Eric Schmidt, now Google's executive chairman, took the stand on Tuesday in the trial of Oracle against Google over smartphone technology.
Oracle, which acquired Sun in 2010, sued Google in August 2010, saying Android infringed on its copyrights and patents for the Java programming language. Google countered that it does not violate Oracle's patents and that Oracle cannot copyright certain parts of Java, an open-source, or publicly available, software language.
In court on Tuesday, Oracle attorney David Boies showed Schmidt a 2005 presentation to Google's top managers that said Google must take a license from Sun. Schmidt said he could not recall being told that was the case.
Schmidt said at one point that Google derived enough advertising revenue from Android to fund the operating system and a whole bunch more.
The goal was to get as many users as we could on a powerful new platform that could exploit the Web, Schmidt said of Android.
Unlike current Google CEO Larry Page who testified last week, Schmidt appeared much more at ease while parrying questions from Boies about the development of Android.
At one point, Schmidt asked Boies to repeat a question, saying he wanted to be sure he answered it truthfully.
I want you to answer truthfully, Boies said, prompting Schmidt to laugh.
Schmidt was Oracle's final witness before Oracle rested its copyright case on Tuesday morning - and Google then called him as its first defense witness.
Under questioning from Google attorney Robert Van Nest, Schmidt said Sun wanted roughly $30 million to $50 million in 2006 to jointly develop a mobile platform with Google. Such a deal would have saved Google time in getting Android to market, Schmidt said.
We would have paid that simply to resolve it, Schmidt said.
However, negotiations between the two companies faltered.
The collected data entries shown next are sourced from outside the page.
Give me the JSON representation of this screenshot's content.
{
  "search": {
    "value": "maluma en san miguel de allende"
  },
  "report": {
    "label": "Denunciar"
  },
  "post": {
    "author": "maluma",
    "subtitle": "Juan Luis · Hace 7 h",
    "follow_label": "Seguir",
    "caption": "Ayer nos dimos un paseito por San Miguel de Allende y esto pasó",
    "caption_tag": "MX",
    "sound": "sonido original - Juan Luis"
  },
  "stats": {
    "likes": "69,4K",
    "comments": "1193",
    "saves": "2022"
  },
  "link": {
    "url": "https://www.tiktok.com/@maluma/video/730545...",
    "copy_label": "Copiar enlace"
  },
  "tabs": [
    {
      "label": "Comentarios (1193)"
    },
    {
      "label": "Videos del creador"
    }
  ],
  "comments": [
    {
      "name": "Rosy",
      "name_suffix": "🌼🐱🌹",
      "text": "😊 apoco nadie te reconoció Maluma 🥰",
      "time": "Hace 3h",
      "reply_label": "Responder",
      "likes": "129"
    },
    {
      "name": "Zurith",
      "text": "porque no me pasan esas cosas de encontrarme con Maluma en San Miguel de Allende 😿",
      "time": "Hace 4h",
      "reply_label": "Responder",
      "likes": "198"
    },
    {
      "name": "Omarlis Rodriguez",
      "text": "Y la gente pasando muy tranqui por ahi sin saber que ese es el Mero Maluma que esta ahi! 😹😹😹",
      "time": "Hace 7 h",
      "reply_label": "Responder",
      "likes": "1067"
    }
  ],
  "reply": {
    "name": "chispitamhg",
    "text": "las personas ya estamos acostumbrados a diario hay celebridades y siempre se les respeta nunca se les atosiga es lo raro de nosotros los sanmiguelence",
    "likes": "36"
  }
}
Android chief Andy Rubin later testified that while Google wanted to make the software platform open source, Sun wanted to impose restrictions to which Google was opposed.
After Google developed Android on its own and announced it at the end of 2007, Schmidt said he had multiple meetings with Sun Chief Executive Jonathan Schwartz, who never expressed any disapproval about Android.
Google has argued that Oracle launched the lawsuit only after Oracle decided it would be unable to develop a smartphone on its own.
The trial, expected to last at least eight weeks, has been divided into three phases: copyright liability, patent claims, and damages.
Early in the case, estimates of potential damages against Google ran as high as $6.1 billion. But Google successfully narrowed Oracle's patent claims and reduced the possible award. Oracle is seeking roughly $1 billion in copyright damages.
The jury will deliberate on copyright liability before moving on to hear evidence about patent infringement. U.S. District Judge William Alsup may also decide some of the copyright issues.
The case in U.S. District Court, Northern District of California, is Oracle America, Inc v. Google Inc, 10-3561.